Additionally, the module provides utilities to parse vLLM boot logs. The parse_memory function extracts metrics such as model weights size, available KV cache, and maximum concurrency using regex patterns. The log_has_fp4_nan function checks for specific CUTLASS or flashinfer FP4 errors, such as flashinfer_mm_fp4 or NaN values, which indicate quantization failures.

The quality benchmark is implemented in benchmarks/spike_nvfp4_mtp/spike_quality.py. It addresses a critical rigor lesson from the FFAI-vs-vLLM benchmark: a quantization method might preserve the argmax token (top-1 agreement) while destroying the overall probability distribution, as evidenced by a low cosine similarity of 0.44 in a config that still passed argmax checks 2. Therefore, this benchmark gates on top-k logprob cosine similarity rather than relying solely on token agreement or BLEU scores.

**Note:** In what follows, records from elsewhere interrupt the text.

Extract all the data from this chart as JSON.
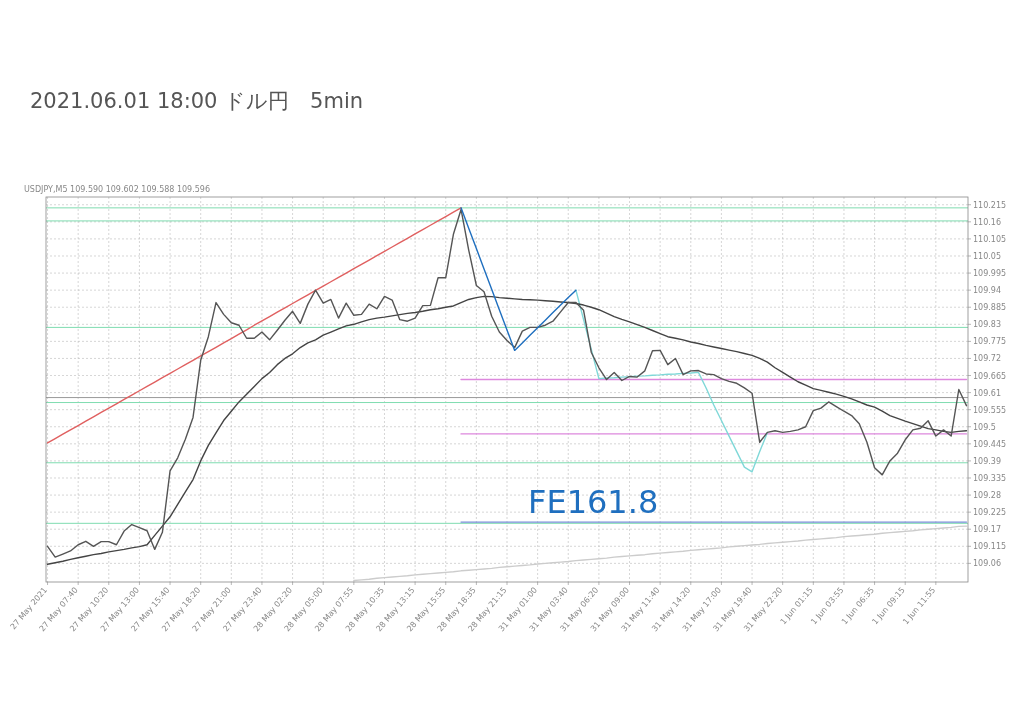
{
  "chart_data": {
    "type": "line",
    "title": "2021.06.01 18:00 ドル円　5min",
    "annotations": [
      "FE161.8",
      "USDJPY,M5 109.590 109.602 109.588 109.596"
    ],
    "categories": [
      "27 May 2021",
      null,
      null,
      null,
      "27 May 07:40",
      null,
      null,
      null,
      "27 May 10:20",
      null,
      null,
      null,
      "27 May 13:00",
      null,
      null,
      null,
      "27 May 15:40",
      null,
      null,
      null,
      "27 May 18:20",
      null,
      null,
      null,
      "27 May 21:00",
      null,
      null,
      null,
      "27 May 23:40",
      null,
      null,
      null,
      "28 May 02:20",
      null,
      null,
      null,
      "28 May 05:00",
      null,
      null,
      null,
      "28 May 07:55",
      null,
      null,
      null,
      "28 May 10:35",
      null,
      null,
      null,
      "28 May 13:15",
      null,
      null,
      null,
      "28 May 15:55",
      null,
      null,
      null,
      "28 May 18:35",
      null,
      null,
      null,
      "28 May 21:15",
      null,
      null,
      null,
      "31 May 01:00",
      null,
      null,
      null,
      "31 May 03:40",
      null,
      null,
      null,
      "31 May 06:20",
      null,
      null,
      null,
      "31 May 09:00",
      null,
      null,
      null,
      "31 May 11:40",
      null,
      null,
      null,
      "31 May 14:20",
      null,
      null,
      null,
      "31 May 17:00",
      null,
      null,
      null,
      "31 May 19:40",
      null,
      null,
      null,
      "31 May 22:20",
      null,
      null,
      null,
      "1 Jun 01:15",
      null,
      null,
      null,
      "1 Jun 03:55",
      null,
      null,
      null,
      "1 Jun 06:35",
      null,
      null,
      null,
      "1 Jun 09:15",
      null,
      null,
      null,
      "1 Jun 11:55",
      null,
      null,
      null,
      null
    ],
    "ylim": [
      109.0,
      110.24
    ],
    "yticks": [
      109.06,
      109.115,
      109.17,
      109.225,
      109.28,
      109.335,
      109.39,
      109.445,
      109.5,
      109.555,
      109.61,
      109.665,
      109.72,
      109.775,
      109.83,
      109.885,
      109.94,
      109.995,
      110.05,
      110.105,
      110.16,
      110.215
    ],
    "grid": true,
    "ref_lines": [
      {
        "axis": "y",
        "value": 110.205,
        "color": "#7fdcb0"
      },
      {
        "axis": "y",
        "value": 110.163,
        "color": "#7fdcb0"
      },
      {
        "axis": "y",
        "value": 109.82,
        "color": "#7fdcb0"
      },
      {
        "axis": "y",
        "value": 109.578,
        "color": "#7fdcb0"
      },
      {
        "axis": "y",
        "value": 109.384,
        "color": "#7fdcb0"
      },
      {
        "axis": "y",
        "value": 109.189,
        "color": "#7fdcb0"
      },
      {
        "axis": "y",
        "value": 109.594,
        "color": "#999999"
      }
    ],
    "series": [
      {
        "color": "#cccccc",
        "values": [
          null,
          null,
          null,
          null,
          null,
          null,
          null,
          null,
          null,
          null,
          null,
          null,
          null,
          null,
          null,
          null,
          null,
          null,
          null,
          null,
          null,
          null,
          null,
          null,
          null,
          null,
          null,
          null,
          null,
          null,
          null,
          null,
          null,
          null,
          null,
          null,
          null,
          null,
          null,
          null,
          109.005,
          109.007,
          109.009,
          109.012,
          109.014,
          109.016,
          109.018,
          109.02,
          109.023,
          109.025,
          109.027,
          109.029,
          109.031,
          109.033,
          109.036,
          109.038,
          109.04,
          109.042,
          109.044,
          109.047,
          109.049,
          109.051,
          109.053,
          109.055,
          109.058,
          109.06,
          109.062,
          109.064,
          109.066,
          109.069,
          109.071,
          109.073,
          109.075,
          109.077,
          109.08,
          109.082,
          109.084,
          109.086,
          109.088,
          109.091,
          109.093,
          109.095,
          109.097,
          109.099,
          109.102,
          109.104,
          109.106,
          109.108,
          109.11,
          109.113,
          109.115,
          109.117,
          109.119,
          109.121,
          109.124,
          109.126,
          109.128,
          109.13,
          109.132,
          109.135,
          109.137,
          109.139,
          109.141,
          109.143,
          109.146,
          109.148,
          109.15,
          109.152,
          109.154,
          109.157,
          109.159,
          109.161,
          109.163,
          109.165,
          109.168,
          109.17,
          109.172,
          109.174,
          109.176,
          109.179,
          109.18
        ]
      },
      {
        "color": "#dd88dd",
        "values": [
          null,
          null,
          null,
          null,
          null,
          null,
          null,
          null,
          null,
          null,
          null,
          null,
          null,
          null,
          null,
          null,
          null,
          null,
          null,
          null,
          null,
          null,
          null,
          null,
          null,
          null,
          null,
          null,
          null,
          null,
          null,
          null,
          null,
          null,
          null,
          null,
          null,
          null,
          null,
          null,
          null,
          null,
          null,
          null,
          null,
          null,
          null,
          null,
          null,
          null,
          null,
          null,
          null,
          null,
          109.652,
          109.652,
          109.652,
          109.652,
          109.652,
          109.652,
          109.652,
          109.652,
          109.652,
          109.652,
          109.652,
          109.652,
          109.652,
          109.652,
          109.652,
          109.652,
          109.652,
          109.652,
          109.652,
          109.652,
          109.652,
          109.652,
          109.652,
          109.652,
          109.652,
          109.652,
          109.652,
          109.652,
          109.652,
          109.652,
          109.652,
          109.652,
          109.652,
          109.652,
          109.652,
          109.652,
          109.652,
          109.652,
          109.652,
          109.652,
          109.652,
          109.652,
          109.652,
          109.652,
          109.652,
          109.652,
          109.652,
          109.652,
          109.652,
          109.652,
          109.652,
          109.652,
          109.652,
          109.652,
          109.652,
          109.652,
          109.652,
          109.652,
          109.652,
          109.652,
          109.652,
          109.652,
          109.652,
          109.652,
          109.652,
          109.652,
          109.652
        ]
      },
      {
        "color": "#dd88dd",
        "values": [
          null,
          null,
          null,
          null,
          null,
          null,
          null,
          null,
          null,
          null,
          null,
          null,
          null,
          null,
          null,
          null,
          null,
          null,
          null,
          null,
          null,
          null,
          null,
          null,
          null,
          null,
          null,
          null,
          null,
          null,
          null,
          null,
          null,
          null,
          null,
          null,
          null,
          null,
          null,
          null,
          null,
          null,
          null,
          null,
          null,
          null,
          null,
          null,
          null,
          null,
          null,
          null,
          null,
          null,
          109.477,
          109.477,
          109.477,
          109.477,
          109.477,
          109.477,
          109.477,
          109.477,
          109.477,
          109.477,
          109.477,
          109.477,
          109.477,
          109.477,
          109.477,
          109.477,
          109.477,
          109.477,
          109.477,
          109.477,
          109.477,
          109.477,
          109.477,
          109.477,
          109.477,
          109.477,
          109.477,
          109.477,
          109.477,
          109.477,
          109.477,
          109.477,
          109.477,
          109.477,
          109.477,
          109.477,
          109.477,
          109.477,
          109.477,
          109.477,
          109.477,
          109.477,
          109.477,
          109.477,
          109.477,
          109.477,
          109.477,
          109.477,
          109.477,
          109.477,
          109.477,
          109.477,
          109.477,
          109.477,
          109.477,
          109.477,
          109.477,
          109.477,
          109.477,
          109.477,
          109.477,
          109.477,
          109.477,
          109.477,
          109.477,
          109.477,
          109.477
        ]
      },
      {
        "color": "#7a8fd8",
        "values": [
          null,
          null,
          null,
          null,
          null,
          null,
          null,
          null,
          null,
          null,
          null,
          null,
          null,
          null,
          null,
          null,
          null,
          null,
          null,
          null,
          null,
          null,
          null,
          null,
          null,
          null,
          null,
          null,
          null,
          null,
          null,
          null,
          null,
          null,
          null,
          null,
          null,
          null,
          null,
          null,
          null,
          null,
          null,
          null,
          null,
          null,
          null,
          null,
          null,
          null,
          null,
          null,
          null,
          null,
          109.193,
          109.193,
          109.193,
          109.193,
          109.193,
          109.193,
          109.193,
          109.193,
          109.193,
          109.193,
          109.193,
          109.193,
          109.193,
          109.193,
          109.193,
          109.193,
          109.193,
          109.193,
          109.193,
          109.193,
          109.193,
          109.193,
          109.193,
          109.193,
          109.193,
          109.193,
          109.193,
          109.193,
          109.193,
          109.193,
          109.193,
          109.193,
          109.193,
          109.193,
          109.193,
          109.193,
          109.193,
          109.193,
          109.193,
          109.193,
          109.193,
          109.193,
          109.193,
          109.193,
          109.193,
          109.193,
          109.193,
          109.193,
          109.193,
          109.193,
          109.193,
          109.193,
          109.193,
          109.193,
          109.193,
          109.193,
          109.193,
          109.193,
          109.193,
          109.193,
          109.193,
          109.193,
          109.193,
          109.193,
          109.193,
          109.193,
          109.193
        ]
      },
      {
        "color": "#e06060",
        "values": [
          109.448,
          109.462,
          109.476,
          109.49,
          109.504,
          109.518,
          109.532,
          109.546,
          109.56,
          109.574,
          109.588,
          109.602,
          109.616,
          109.63,
          109.644,
          109.658,
          109.672,
          109.686,
          109.7,
          109.714,
          109.728,
          109.742,
          109.756,
          109.77,
          109.784,
          109.798,
          109.812,
          109.827,
          109.841,
          109.855,
          109.869,
          109.883,
          109.897,
          109.911,
          109.925,
          109.939,
          109.953,
          109.967,
          109.981,
          109.995,
          110.009,
          110.023,
          110.037,
          110.051,
          110.065,
          110.079,
          110.093,
          110.107,
          110.121,
          110.135,
          110.149,
          110.163,
          110.177,
          110.191,
          110.205,
          null,
          null,
          null,
          null,
          null,
          null,
          null,
          null,
          null,
          null,
          null,
          null,
          null,
          null,
          null,
          null,
          null,
          null,
          null,
          null,
          null,
          null,
          null,
          null,
          null,
          null,
          null,
          null,
          null,
          null,
          null,
          null,
          null,
          null,
          null,
          null,
          null,
          null,
          null,
          null,
          null,
          null,
          null,
          null,
          null,
          null,
          null,
          null,
          null,
          null,
          null,
          null,
          null,
          null,
          null,
          null,
          null,
          null,
          null,
          null,
          null,
          null,
          null,
          null,
          null,
          null
        ]
      },
      {
        "color": "#7fd8d8",
        "values": [
          null,
          null,
          null,
          null,
          null,
          null,
          null,
          null,
          null,
          null,
          null,
          null,
          null,
          null,
          null,
          null,
          null,
          null,
          null,
          null,
          null,
          null,
          null,
          null,
          null,
          null,
          null,
          null,
          null,
          null,
          null,
          null,
          null,
          null,
          null,
          null,
          null,
          null,
          null,
          null,
          null,
          null,
          null,
          null,
          null,
          null,
          null,
          null,
          null,
          null,
          null,
          null,
          null,
          null,
          null,
          null,
          null,
          null,
          null,
          null,
          null,
          null,
          null,
          null,
          null,
          null,
          null,
          null,
          null,
          109.94,
          109.845,
          109.75,
          109.655,
          109.657,
          109.658,
          109.66,
          109.661,
          109.663,
          109.664,
          109.666,
          109.667,
          109.669,
          109.67,
          109.672,
          109.673,
          109.675,
          109.625,
          109.57,
          109.52,
          109.47,
          109.42,
          109.37,
          109.355,
          109.42,
          109.481,
          null,
          null,
          null,
          null,
          null,
          null,
          null,
          null,
          null,
          null,
          null,
          null,
          null,
          null,
          null,
          null,
          null,
          null,
          null,
          null,
          null,
          null,
          null,
          null,
          null,
          null
        ]
      },
      {
        "color": "#444444",
        "values": [
          109.057,
          109.062,
          109.067,
          109.073,
          109.078,
          109.083,
          109.088,
          109.092,
          109.097,
          109.101,
          109.105,
          109.11,
          109.114,
          109.12,
          109.15,
          109.18,
          109.21,
          109.25,
          109.29,
          109.33,
          109.39,
          109.44,
          109.48,
          109.52,
          109.55,
          109.58,
          109.605,
          109.63,
          109.655,
          109.675,
          109.7,
          109.72,
          109.735,
          109.755,
          109.77,
          109.78,
          109.795,
          109.805,
          109.815,
          109.825,
          109.83,
          109.838,
          109.845,
          109.85,
          109.853,
          109.857,
          109.861,
          109.865,
          109.868,
          109.872,
          109.877,
          109.88,
          109.885,
          109.889,
          109.9,
          109.91,
          109.916,
          109.92,
          109.919,
          109.916,
          109.914,
          109.912,
          109.91,
          109.909,
          109.908,
          109.906,
          109.904,
          109.902,
          109.9,
          109.897,
          109.892,
          109.885,
          109.877,
          109.866,
          109.855,
          109.846,
          109.838,
          109.829,
          109.82,
          109.81,
          109.8,
          109.79,
          109.785,
          109.78,
          109.773,
          109.768,
          109.762,
          109.757,
          109.752,
          109.747,
          109.742,
          109.736,
          109.73,
          109.72,
          109.708,
          109.69,
          109.675,
          109.66,
          109.645,
          109.634,
          109.623,
          109.617,
          109.611,
          109.605,
          109.598,
          109.59,
          109.58,
          109.57,
          109.563,
          109.55,
          109.536,
          109.527,
          109.518,
          109.51,
          109.502,
          109.494,
          109.49,
          109.485,
          109.482,
          109.485,
          109.487
        ]
      },
      {
        "color": "#555555",
        "values": [
          109.115,
          109.08,
          109.09,
          109.1,
          109.12,
          109.131,
          109.115,
          109.13,
          109.13,
          109.12,
          109.164,
          109.185,
          109.175,
          109.165,
          109.105,
          109.16,
          109.358,
          109.4,
          109.46,
          109.53,
          109.714,
          109.79,
          109.9,
          109.862,
          109.835,
          109.827,
          109.785,
          109.785,
          109.805,
          109.78,
          109.811,
          109.843,
          109.872,
          109.833,
          109.895,
          109.94,
          109.898,
          109.91,
          109.85,
          109.898,
          109.859,
          109.862,
          109.895,
          109.88,
          109.92,
          109.908,
          109.845,
          109.84,
          109.85,
          109.89,
          109.891,
          109.98,
          109.98,
          110.12,
          110.2,
          110.069,
          109.955,
          109.935,
          109.856,
          109.805,
          109.778,
          109.755,
          109.808,
          109.82,
          109.82,
          109.827,
          109.84,
          109.87,
          109.9,
          109.9,
          109.875,
          109.74,
          109.69,
          109.652,
          109.675,
          109.649,
          109.662,
          109.66,
          109.68,
          109.745,
          109.746,
          109.7,
          109.72,
          109.668,
          109.68,
          109.681,
          109.67,
          109.668,
          109.655,
          109.646,
          109.64,
          109.625,
          109.608,
          109.45,
          109.482,
          109.487,
          109.482,
          109.485,
          109.49,
          109.5,
          109.552,
          109.56,
          109.58,
          109.565,
          109.55,
          109.536,
          109.51,
          109.45,
          109.368,
          109.345,
          109.39,
          109.415,
          109.458,
          109.49,
          109.495,
          109.519,
          109.47,
          109.49,
          109.47,
          109.62,
          109.568
        ]
      },
      {
        "color": "#1f6fbf",
        "values": [
          null,
          null,
          null,
          null,
          null,
          null,
          null,
          null,
          null,
          null,
          null,
          null,
          null,
          null,
          null,
          null,
          null,
          null,
          null,
          null,
          null,
          null,
          null,
          null,
          null,
          null,
          null,
          null,
          null,
          null,
          null,
          null,
          null,
          null,
          null,
          null,
          null,
          null,
          null,
          null,
          null,
          null,
          null,
          null,
          null,
          null,
          null,
          null,
          null,
          null,
          null,
          null,
          null,
          null,
          110.205,
          110.139,
          110.074,
          110.008,
          109.943,
          109.877,
          109.812,
          109.746,
          109.77,
          109.795,
          109.819,
          109.843,
          109.868,
          109.892,
          109.916,
          109.94,
          null,
          null,
          null,
          null,
          null,
          null,
          null,
          null,
          null,
          null,
          null,
          null,
          null,
          null,
          null,
          null,
          null,
          null,
          null,
          null,
          null,
          null,
          null,
          null,
          null,
          null,
          null,
          null,
          null,
          null,
          null,
          null,
          null,
          null,
          null,
          null,
          null,
          null,
          null,
          null,
          null,
          null,
          null,
          null,
          null,
          null,
          null,
          null,
          null,
          null,
          null
        ]
      }
    ]
  }
}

The benchmark uses a fixed, deterministic set of prompts (FIRST_TOKEN_PROMPTS) spanning code generation, English-Japanese translation, reasoning, and prose. To avoid the “divergent-generated-history problem,” the evaluation compares only the distribution of the first generated token for each fixed prompt.

diagram

The capture_first_token function sends each prompt to a server with max_tokens=1, temperature=0.0, and top_logprobs=k (default 20), capturing the top-k logprobs for the first token. The compare_first_token function takes reference and challenger rows, aligns the top-k logprobs by token into a shared vocabulary (flooding missing entries with -30.0), and computes the cosine similarity between the two vectors. The output includes a summary with the mean and minimum cosine similarity, as well as the argmax agreement rate, and a per-prompt breakdown. This separation of generation and scoring allows the cosine computation to be performed off-GPU after the runs are captured.